Recently a vaccines expert and head of the Oxford Vaccine Group, Professor Sir Andrew Pollard, told British MPs to stop focusing on herd immunity. COVID strains like the Delta variant have made it apparent that even fully inoculated people may still become infected; this possibility only increases with potential new mutations.
Sir Andrew warned the All-Party Parliamentary Group: ‘anyone still unvaccinated at some point will meet the virus.’
What is herd immunity?
Herd immunity is when enough people in a population or community have become protected or resistant to a disease or virus through previous infection or immunisation that the illness can no longer spread.
The Government recently announced that three-quarters of the UK’s adult population are now fully vaccinated. The Department of Health and Social Care released figures showing a whole 86,780,455 COVID shots have been given, with 89% of people receiving their first dose and 75% now being fully vaccinated.

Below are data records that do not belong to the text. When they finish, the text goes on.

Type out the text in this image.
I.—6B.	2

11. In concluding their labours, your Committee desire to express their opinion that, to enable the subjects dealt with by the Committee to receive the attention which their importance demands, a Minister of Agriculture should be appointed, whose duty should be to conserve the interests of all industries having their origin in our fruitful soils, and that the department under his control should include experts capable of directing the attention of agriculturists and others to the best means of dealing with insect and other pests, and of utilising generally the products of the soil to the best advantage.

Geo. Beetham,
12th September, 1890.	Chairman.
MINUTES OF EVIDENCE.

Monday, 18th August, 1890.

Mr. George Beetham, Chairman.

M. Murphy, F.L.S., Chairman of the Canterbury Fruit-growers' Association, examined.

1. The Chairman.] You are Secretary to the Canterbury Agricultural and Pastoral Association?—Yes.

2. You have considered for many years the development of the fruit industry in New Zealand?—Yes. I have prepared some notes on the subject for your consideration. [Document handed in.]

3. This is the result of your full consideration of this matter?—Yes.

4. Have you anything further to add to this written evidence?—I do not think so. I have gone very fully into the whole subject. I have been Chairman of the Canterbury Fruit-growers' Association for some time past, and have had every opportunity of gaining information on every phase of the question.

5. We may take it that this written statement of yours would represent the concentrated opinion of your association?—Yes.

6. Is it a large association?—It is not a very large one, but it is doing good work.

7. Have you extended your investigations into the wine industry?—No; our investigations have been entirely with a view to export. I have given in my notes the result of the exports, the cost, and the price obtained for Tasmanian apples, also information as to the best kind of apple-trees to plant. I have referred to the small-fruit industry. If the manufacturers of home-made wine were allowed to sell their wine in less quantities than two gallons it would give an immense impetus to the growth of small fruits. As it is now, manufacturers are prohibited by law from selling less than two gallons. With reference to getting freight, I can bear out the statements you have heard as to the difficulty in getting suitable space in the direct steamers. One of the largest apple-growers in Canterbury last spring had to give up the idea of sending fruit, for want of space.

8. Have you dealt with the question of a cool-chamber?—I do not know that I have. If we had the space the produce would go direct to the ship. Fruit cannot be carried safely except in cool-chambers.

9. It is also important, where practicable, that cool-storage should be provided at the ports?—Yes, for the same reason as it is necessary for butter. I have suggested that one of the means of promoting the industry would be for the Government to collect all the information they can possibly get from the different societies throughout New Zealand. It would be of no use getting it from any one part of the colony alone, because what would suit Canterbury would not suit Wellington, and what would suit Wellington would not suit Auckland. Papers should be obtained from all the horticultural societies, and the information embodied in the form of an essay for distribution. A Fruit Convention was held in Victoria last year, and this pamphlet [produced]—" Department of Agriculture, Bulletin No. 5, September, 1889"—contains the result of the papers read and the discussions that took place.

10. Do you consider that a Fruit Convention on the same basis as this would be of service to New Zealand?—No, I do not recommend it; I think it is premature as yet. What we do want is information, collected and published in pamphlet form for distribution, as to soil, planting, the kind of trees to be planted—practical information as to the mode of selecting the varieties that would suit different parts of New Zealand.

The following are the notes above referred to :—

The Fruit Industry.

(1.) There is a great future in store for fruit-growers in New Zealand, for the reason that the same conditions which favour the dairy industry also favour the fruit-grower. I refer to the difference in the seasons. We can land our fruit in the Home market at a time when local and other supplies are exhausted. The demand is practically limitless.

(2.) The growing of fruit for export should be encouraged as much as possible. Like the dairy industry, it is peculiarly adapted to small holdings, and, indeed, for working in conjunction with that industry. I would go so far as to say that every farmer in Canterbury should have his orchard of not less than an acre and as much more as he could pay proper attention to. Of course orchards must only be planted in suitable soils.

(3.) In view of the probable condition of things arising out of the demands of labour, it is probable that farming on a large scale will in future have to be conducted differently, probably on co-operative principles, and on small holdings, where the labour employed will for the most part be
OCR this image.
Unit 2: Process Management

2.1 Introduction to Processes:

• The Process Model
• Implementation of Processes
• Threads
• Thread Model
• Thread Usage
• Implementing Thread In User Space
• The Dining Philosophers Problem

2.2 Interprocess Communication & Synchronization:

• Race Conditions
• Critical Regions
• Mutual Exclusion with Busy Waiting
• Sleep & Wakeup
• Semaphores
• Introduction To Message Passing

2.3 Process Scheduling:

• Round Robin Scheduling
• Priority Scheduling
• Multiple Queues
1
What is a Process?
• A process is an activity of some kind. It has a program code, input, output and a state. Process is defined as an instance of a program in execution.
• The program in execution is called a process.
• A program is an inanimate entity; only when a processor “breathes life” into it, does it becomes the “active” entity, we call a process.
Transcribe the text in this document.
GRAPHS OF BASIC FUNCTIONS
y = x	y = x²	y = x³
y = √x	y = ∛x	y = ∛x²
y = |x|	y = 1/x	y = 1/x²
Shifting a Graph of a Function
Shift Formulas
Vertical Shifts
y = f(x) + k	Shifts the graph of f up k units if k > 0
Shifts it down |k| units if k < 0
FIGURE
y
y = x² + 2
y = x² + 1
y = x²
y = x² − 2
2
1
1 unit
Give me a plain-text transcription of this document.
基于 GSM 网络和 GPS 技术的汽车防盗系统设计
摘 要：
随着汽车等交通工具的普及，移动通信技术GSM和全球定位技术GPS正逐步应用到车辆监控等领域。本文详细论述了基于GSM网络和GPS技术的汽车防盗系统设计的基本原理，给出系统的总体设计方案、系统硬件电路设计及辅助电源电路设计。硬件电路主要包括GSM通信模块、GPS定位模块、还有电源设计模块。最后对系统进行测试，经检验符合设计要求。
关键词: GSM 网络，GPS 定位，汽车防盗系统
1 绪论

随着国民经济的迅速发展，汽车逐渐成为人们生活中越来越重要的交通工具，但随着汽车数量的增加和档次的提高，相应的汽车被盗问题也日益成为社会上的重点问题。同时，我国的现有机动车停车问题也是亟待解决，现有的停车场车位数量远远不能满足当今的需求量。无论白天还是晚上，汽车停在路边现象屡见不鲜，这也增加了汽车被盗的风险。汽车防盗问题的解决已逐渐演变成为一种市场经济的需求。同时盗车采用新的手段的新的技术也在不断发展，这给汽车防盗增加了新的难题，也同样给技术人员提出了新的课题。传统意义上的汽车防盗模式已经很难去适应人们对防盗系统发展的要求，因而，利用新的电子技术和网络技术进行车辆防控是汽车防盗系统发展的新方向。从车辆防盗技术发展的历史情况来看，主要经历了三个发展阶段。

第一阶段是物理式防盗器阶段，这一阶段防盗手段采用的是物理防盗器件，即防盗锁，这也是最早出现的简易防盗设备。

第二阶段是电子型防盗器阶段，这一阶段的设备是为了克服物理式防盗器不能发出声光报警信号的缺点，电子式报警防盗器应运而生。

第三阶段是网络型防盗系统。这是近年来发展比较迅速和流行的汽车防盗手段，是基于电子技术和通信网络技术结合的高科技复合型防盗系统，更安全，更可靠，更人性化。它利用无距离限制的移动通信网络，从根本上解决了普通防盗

However, Sir Andrew has warned that while vaccines may slow the spread of coronavirus, highly transmissible strains such as the Delta variant may not be contained altogether by jabs.
Sir Andrew continued: ‘We know very clearly with coronavirus that this current variant, the Delta variant, will still infect people who have been vaccinated, and that does mean that anyone who's still unvaccinated, at some point, will meet the virus.’
I think we are in a situation here with this current variant where herd immunity is not a possibility because it still infects vaccinated individuals.
Sir Andrew revealed to MPs that a new variant that’s even better at transmitting amongst vaccinated people couldn’t be ruled out, meaning the vaccine programme should no longer be geared towards reaching herd immunity.
However, the vaccines expert was hopeful that the UK would soon see ‘increasing confidence’ around their pandemic situation:
I think this next six months is a really important consolidation phase and in that shift from the epidemic to the endemic, which is the living with COVID. That doesn't mean that we live with it and put up with it - we still have to manage those cases of patients who become unwell with it.
Even if you can get infected it’s still important to get vaccinated
Despite vaccines effectively protecting people against coronavirus, a small number of breakthrough cases will always be expected. This is because no vaccine is 100% effective.
Additionally, the Delta variant, the UK’s dominant strain, can cause more severe infections and spread faster than the early forms of COVID, even amongst vaccinated people.
However, this doesn’t mean that coronavirus vaccines are useless or ineffective. In fact, COVID vaccines become even more critical when it comes to mutated strains of the virus. Even if vaccinated adults become infected, they are sick for a much shorter period, and their risk of severe illness and hospitalisations are drastically reduced. Those who are fully inoculated are also infectious for a shorter amount of time, reducing the transmissibility of the virus.